Paul Goble
Staunton, October 8 -- The FSB has been given control of the registry of the numerically small nationalities of the North and Far East who receive benefits from the state and thus allows the security service to determine not only what individuals are members of these nationalities but even what nationalities are – and importantly what individuals and nationalities aren’t.
Many countries, including Canada and the United States, which give benefits to indigenous peoples maintain such lists to ensure that only those who really qualify get benefits; but the Russian arrangement resembles not those but rather China’s registration system for Muslims in Xinjiang.
Until now, this list had been maintained by the Federal Agency for Nationality Affairs, but now that it has been transferred to the FSB, that has some extremely negative consequences (novayagazeta.ru/articles/2020/09/11/87048-igra-v-kosti-zaklyuchennyh, now translated at thebarentsobserver.com/en/indigenous-peoples/2020/10/they-are-no-longer-counted-indigenous-people).
Not only must individuals prove in court that they are members of this or that nationality, something that requires documents members of such indigenous populations often do not have, but entire nationalities, such as the Alyutors, can be dropped, and those making claims for individual or group membership are more likely to be charged with extremism.
But this opens the way for Moscow to use its security services against other non-Russian nations as well. While the Russian constitution specifies that individuals are free to choose their nationality, the new arrangement puts in place a system whereby officials can decide whether a nationality even exists and whether any individual is a member of one or the other.
On the one hand, this change simply extends a system which has existed for some years: Moscow has long arrogated to itself the right to declare which nationalities exist and which do not and which individuals are in fact members of any nationality that the central government says receives benefits (novayagazeta.ru/articles/2019/12/04/82985-nazad-v-tundru).
But on the other, shifting control of this to the security service means that those who maintain the list have far greater powers to bring legal action against the nationalities and individuals involved, something especially threatening given Moscow’s drive to introduce economic development into the regions where these numerically small groups live.
One individual, a Saami named Andrey Danilov, who has already been forced three times to try to prove court that he is a Saami, says that the arrangements represent a threat to the survival of these already hard-pressed peoples:
“Many are already afraid to register,” he says. For them, the process of doing so “is not worth” the benefits of doing so. The difficulties are too great and the rewards too little to justify taking action. For example, one can buy five kilos of fish for 250 rubles (four US dollars) rather than spend thousands to catch them as officials now require those who seek to register as members of a native people.
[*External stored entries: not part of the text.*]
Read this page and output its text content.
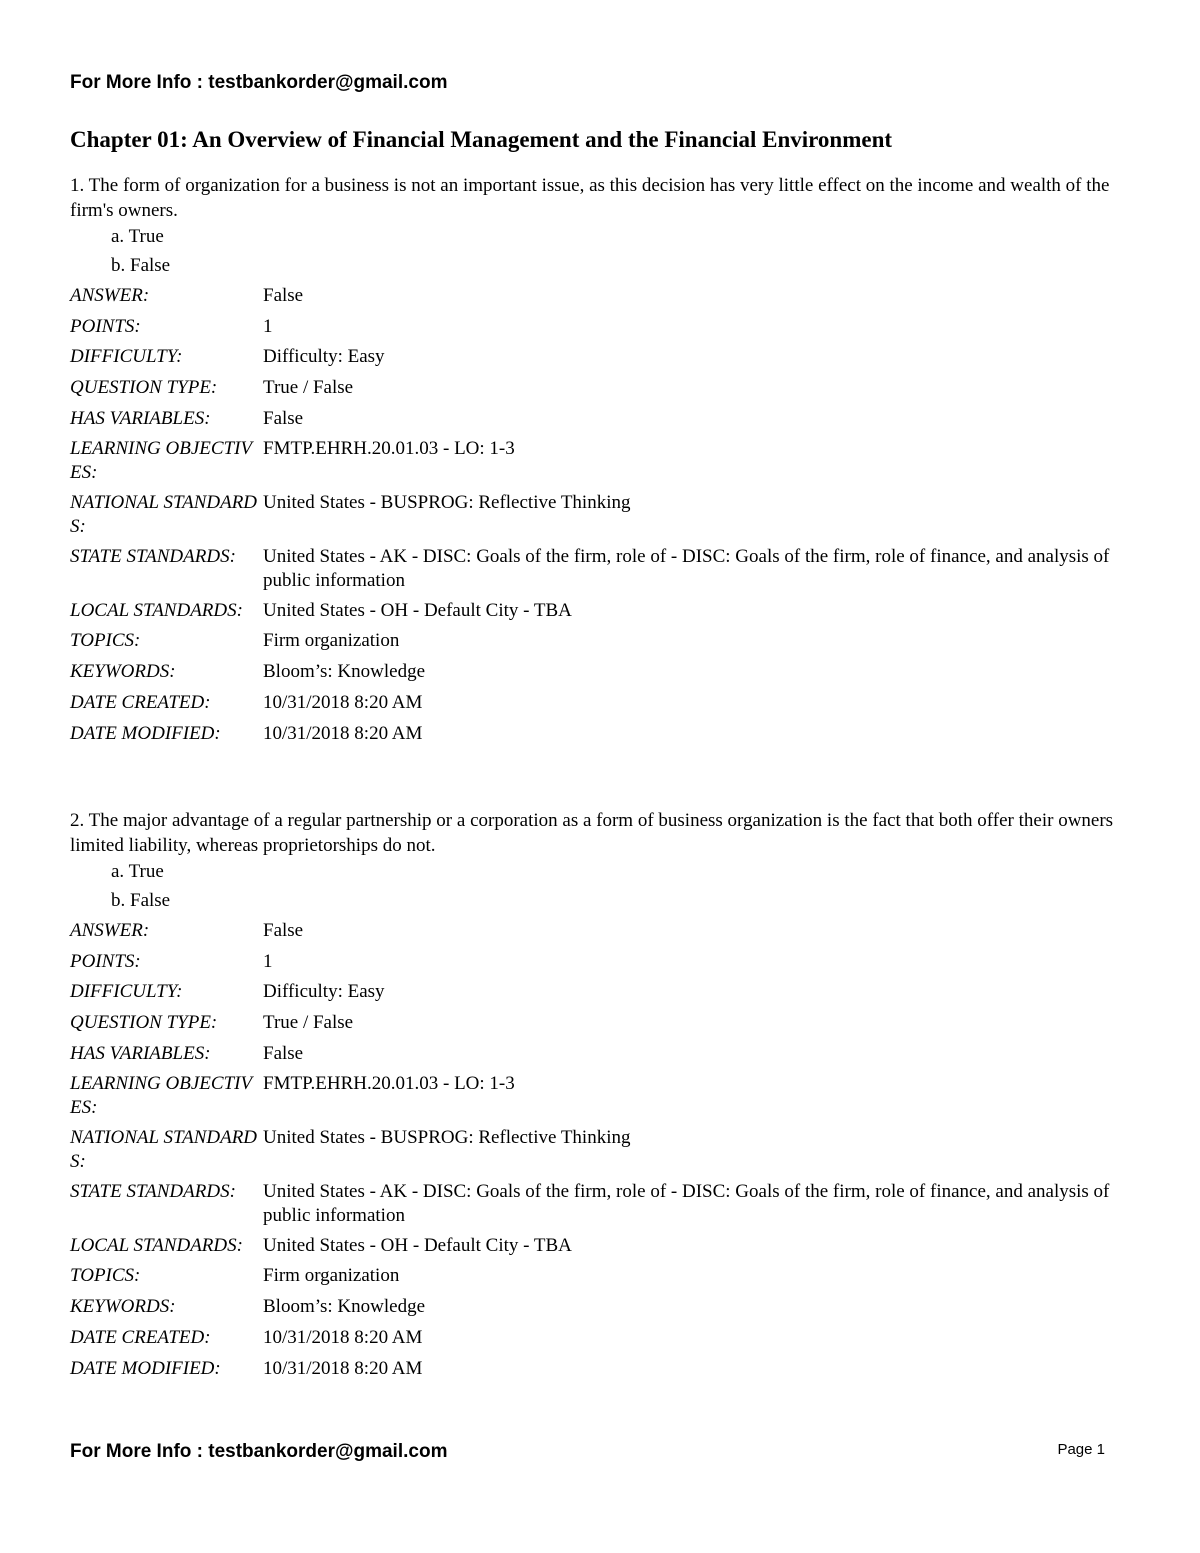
For More Info : testbankorder@gmail.com
Chapter 01: An Overview of Financial Management and the Financial Environment
1. The form of organization for a business is not an important issue, as this decision has very little effect on the income and wealth of the firm's owners.
a. True
b. False
ANSWER:	False
POINTS:	1
DIFFICULTY:	Difficulty: Easy
QUESTION TYPE:	True / False
HAS VARIABLES:	False
LEARNING OBJECTIVES:
FMTP.EHRH.20.01.03 - LO: 1-3
NATIONAL STANDARDS:
United States - BUSPROG: Reflective Thinking
STATE STANDARDS:	United States - AK - DISC: Goals of the firm, role of - DISC: Goals of the firm, role of finance, and analysis of public information
LOCAL STANDARDS:	United States - OH - Default City - TBA
TOPICS:	Firm organization
KEYWORDS:	Bloom’s: Knowledge
DATE CREATED:	10/31/2018 8:20 AM
DATE MODIFIED:	10/31/2018 8:20 AM
2. The major advantage of a regular partnership or a corporation as a form of business organization is the fact that both offer their owners limited liability, whereas proprietorships do not.
a. True
b. False
ANSWER:	False
POINTS:	1
DIFFICULTY:	Difficulty: Easy
QUESTION TYPE:	True / False
HAS VARIABLES:	False
LEARNING OBJECTIVES:
FMTP.EHRH.20.01.03 - LO: 1-3
NATIONAL STANDARDS:
United States - BUSPROG: Reflective Thinking
STATE STANDARDS:	United States - AK - DISC: Goals of the firm, role of - DISC: Goals of the firm, role of finance, and analysis of public information
LOCAL STANDARDS:	United States - OH - Default City - TBA
TOPICS:	Firm organization
KEYWORDS:	Bloom’s: Knowledge
DATE CREATED:	10/31/2018 8:20 AM
DATE MODIFIED:	10/31/2018 8:20 AM
For More Info : testbankorder@gmail.com	Page 1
Danilov says it seems to him and others that “everything is aimed at eradicating indigenous peoples in Russia. Moscow changes the laws so people will not want to join the registry and that means they won’t exist officially, and the Russian authorities will come and take away the rivers, lakes and lands” the Northern peoples have had as their own from time immemorial.
Soon “there will be only 100 Saami left. And then they will tell us that this is all our own fault. Obviously, they will insist, we did not want to exist anymore. The registry [in its current form and under the control of the FSB] is very harmful because it inevitably leads to the extermination of our people. It will in the end finish us off.”